Very sad news today that Laurent Fignon has died, aged 50. I’m sometimes uncomfortable with the sentimentalism that appears when someone who we didn’t know dies. People eulogise but can’t claim to know the person, this can undermine their nice words.
Yet without knowing the man, I wouldn’t be writing this blog if it wasn’t for Laurent Fignon. For a variety of reasons I glanced at the 1989 Tour de France… and got hooked for life. In particular it was the excitement and panache of this rider that drew me in. Now this blog is inconsequential, what I’m saying is that this rider was exciting and complicated enough to make me follow, and eventually, take up the sport and plenty has happened because of this.

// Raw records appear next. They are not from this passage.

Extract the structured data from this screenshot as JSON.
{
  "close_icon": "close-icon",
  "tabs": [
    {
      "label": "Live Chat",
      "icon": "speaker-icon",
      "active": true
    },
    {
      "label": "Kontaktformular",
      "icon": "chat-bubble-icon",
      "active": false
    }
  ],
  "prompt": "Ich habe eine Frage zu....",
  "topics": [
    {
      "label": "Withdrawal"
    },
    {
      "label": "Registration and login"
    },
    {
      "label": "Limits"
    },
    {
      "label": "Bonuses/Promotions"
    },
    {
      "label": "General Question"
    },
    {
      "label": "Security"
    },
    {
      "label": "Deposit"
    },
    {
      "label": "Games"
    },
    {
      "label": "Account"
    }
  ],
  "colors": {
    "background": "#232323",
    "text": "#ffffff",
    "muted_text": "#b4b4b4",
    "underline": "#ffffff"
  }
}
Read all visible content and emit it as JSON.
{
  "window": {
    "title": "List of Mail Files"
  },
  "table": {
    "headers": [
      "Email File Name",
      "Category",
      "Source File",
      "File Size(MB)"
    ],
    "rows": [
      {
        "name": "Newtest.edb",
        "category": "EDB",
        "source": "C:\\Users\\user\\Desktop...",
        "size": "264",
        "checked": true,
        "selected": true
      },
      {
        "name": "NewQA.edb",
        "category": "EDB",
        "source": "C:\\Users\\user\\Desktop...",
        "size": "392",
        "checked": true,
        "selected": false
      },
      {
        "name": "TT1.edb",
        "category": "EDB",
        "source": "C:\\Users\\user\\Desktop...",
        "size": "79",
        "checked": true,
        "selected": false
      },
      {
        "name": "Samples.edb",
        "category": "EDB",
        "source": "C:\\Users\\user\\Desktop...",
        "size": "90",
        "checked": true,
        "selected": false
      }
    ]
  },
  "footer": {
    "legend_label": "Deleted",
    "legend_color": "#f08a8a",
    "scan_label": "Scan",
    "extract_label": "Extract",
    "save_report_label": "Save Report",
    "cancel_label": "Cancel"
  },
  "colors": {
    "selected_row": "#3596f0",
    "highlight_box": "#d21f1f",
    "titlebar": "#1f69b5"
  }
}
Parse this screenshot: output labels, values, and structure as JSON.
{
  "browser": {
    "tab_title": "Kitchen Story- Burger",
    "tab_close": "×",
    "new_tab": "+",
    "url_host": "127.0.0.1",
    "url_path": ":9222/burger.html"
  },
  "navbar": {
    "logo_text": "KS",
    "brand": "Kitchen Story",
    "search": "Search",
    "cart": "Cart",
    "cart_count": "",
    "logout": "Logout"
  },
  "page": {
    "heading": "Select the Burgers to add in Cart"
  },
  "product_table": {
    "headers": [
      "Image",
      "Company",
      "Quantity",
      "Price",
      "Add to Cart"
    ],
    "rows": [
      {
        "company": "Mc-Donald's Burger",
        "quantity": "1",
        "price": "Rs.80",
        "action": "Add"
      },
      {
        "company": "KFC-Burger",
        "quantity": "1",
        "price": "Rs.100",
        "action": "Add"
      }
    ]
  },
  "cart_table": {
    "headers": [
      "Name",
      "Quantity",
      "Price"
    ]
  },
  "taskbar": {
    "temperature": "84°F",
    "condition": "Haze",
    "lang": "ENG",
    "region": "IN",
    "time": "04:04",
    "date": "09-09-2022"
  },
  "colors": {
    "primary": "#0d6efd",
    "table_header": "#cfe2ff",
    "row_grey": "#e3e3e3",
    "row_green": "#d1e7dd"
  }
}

1989 changed a lot. In time came new friends, travel, health, happiness and more. Chance, oh yes, but Fignon started a very long chain of events in my life.
Maybe all this wouldn’t have happened if he’d not been there to liven up the Tour de France? I’ve heard others saying they too got into the sport because of the 1989 and those eight seconds.
I could write plenty about Laurent Fignon but if you want to find out more, I’d recommend his excellent biography, “We Were Young and Carefree” available in both French and English.
In the book he explained he wasn’t scared of death and whilst today is a sad one for me, it’s also an inspiration to live life as full as we can, on and off the bike. The man may be dead but the memories are immortal.